AUSTIN (AP) — Austin residents called on Texas lawmakers Thursday to redraw congressional districts so that at least one representative can be elected from Travis County.
Political maps drawn by the Republican-dominated Legislature in 2011 divided the state Capitol into five congressional districts, none of them based in Austin. All but one of them was drawn so that a Republican could easily win, a move widely considered an attempt to get rid of Democratic Congressman Lloyd Doggett, a vocal critic of Gov. Rick Perry.
Federal judges in Washington found that those maps were drawn to intentionally discriminate against minorities and a federal court in San Antonio drew temporary districts for the 2012 election intended to fix only the most egregious problems with them. The interim congressional map kept Travis County divided and now the Legislature is meeting in special session to make the court-drawn maps permanent.
Sakar Chapman Thomas, an African-American resident of Austin, said the interim congressional map keeps her community from electing someone who represents Travis County's interests.
"By carving it into five pieces, it looks as though it is a concerted effort to silence the voices of minority voters in the district, and in this county, that normally vote Democrat," she told the Senate Redistricting Committee.
Thomas and other witnesses Thursday asked lawmakers to draw a new map where at least one congressional district has most of its residents living in Austin. Minority groups from across the state say the temporary maps didn't fix all the problems with the original maps and that new ones are needed.
The redrawing of the state's political districts takes place every 10 years after the U.S. Census is taken. State lawmakers redraw the maps in Texas, and the majority may legally design them to benefit their party. But federal law prohibits redistricting plans that hurt the ability of minorities to elect their candidates.
Two federal courts, one in Washington and the other in San Antonio, have found problems with how the Republican-majority drew the maps in 2011, and the San Antonio court may soon draw completely new maps. The special session is intended to short-circuit that process by adopting the temporary maps and forcing minorities to renew lawsuits that they previously filed.
Sen. Royce West, D-Dallas, complained that the process of considering the court-drawn maps and public testimony was insincere.

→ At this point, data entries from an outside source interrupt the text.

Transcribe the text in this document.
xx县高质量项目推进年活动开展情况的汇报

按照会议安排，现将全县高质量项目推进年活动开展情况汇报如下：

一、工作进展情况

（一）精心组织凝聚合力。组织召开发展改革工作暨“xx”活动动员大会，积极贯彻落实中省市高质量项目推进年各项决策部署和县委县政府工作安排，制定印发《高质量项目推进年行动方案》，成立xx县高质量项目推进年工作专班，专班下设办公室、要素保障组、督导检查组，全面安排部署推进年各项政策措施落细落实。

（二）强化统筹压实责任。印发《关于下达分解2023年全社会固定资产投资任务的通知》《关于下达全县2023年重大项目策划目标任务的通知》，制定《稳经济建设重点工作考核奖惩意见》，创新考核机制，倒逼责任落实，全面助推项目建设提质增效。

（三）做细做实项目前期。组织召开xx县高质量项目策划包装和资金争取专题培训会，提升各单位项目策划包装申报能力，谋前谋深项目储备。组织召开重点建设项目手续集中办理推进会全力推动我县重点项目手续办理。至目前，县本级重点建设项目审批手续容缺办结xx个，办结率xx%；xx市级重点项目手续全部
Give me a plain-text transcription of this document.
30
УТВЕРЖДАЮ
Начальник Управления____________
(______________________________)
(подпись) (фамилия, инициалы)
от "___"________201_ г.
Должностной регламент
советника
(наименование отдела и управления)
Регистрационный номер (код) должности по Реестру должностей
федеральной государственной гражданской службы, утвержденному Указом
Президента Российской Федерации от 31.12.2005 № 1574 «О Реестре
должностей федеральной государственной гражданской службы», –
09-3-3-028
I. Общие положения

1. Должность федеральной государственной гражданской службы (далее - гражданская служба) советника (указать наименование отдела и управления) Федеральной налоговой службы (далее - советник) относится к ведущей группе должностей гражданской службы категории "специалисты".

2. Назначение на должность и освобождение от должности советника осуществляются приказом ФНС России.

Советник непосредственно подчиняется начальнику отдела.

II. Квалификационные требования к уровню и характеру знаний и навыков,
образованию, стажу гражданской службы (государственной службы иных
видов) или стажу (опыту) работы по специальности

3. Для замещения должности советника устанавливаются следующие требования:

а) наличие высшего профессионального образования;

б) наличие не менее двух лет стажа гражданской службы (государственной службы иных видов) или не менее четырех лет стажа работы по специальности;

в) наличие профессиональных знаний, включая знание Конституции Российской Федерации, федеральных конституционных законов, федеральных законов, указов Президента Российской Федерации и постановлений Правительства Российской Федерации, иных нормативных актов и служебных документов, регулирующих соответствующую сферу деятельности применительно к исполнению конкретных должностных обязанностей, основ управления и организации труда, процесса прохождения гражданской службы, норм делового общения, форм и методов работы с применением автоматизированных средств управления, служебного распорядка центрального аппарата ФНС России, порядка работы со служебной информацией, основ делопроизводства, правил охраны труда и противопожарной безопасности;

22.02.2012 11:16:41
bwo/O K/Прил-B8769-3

"Texas state leaders are the only state leaders in the country to have enacted discriminatory redistricting (maps) against minority citizens," West said, referring to the Washington court's opinion. "The ruling of intentional discrimination cannot be washed away by holding cynical hearings where the public and minority leaders are asked to speak with certainty that their words will not be heard or acted upon."
West specifically complained about the Dallas-Fort Worth area, where the House Redistricting Committee was expected to hold hearings Thursday afternoon. He said U.S. Census data shows that 2.2 million Hispanics and African-Americans live in Dallas and Tarrant counties, and therefore there should be three congressional districts where minorities make up the majority of voters.
Under the interim map, there are two such districts that elected black representatives from the Metroplex, and West said a new map should include a new majority-Latino district. Hispanic groups also want a new, majority-Latino district in Houston.
Lawmakers will hold hearings in Houston, Corpus Christi and San Antonio over the next week. The special session ends June 26 and if they do not adopt new maps, federal judges will almost certainly draw new congressional and state House maps for the 2014 election. All sides appear to have accepted the interim state Senate map.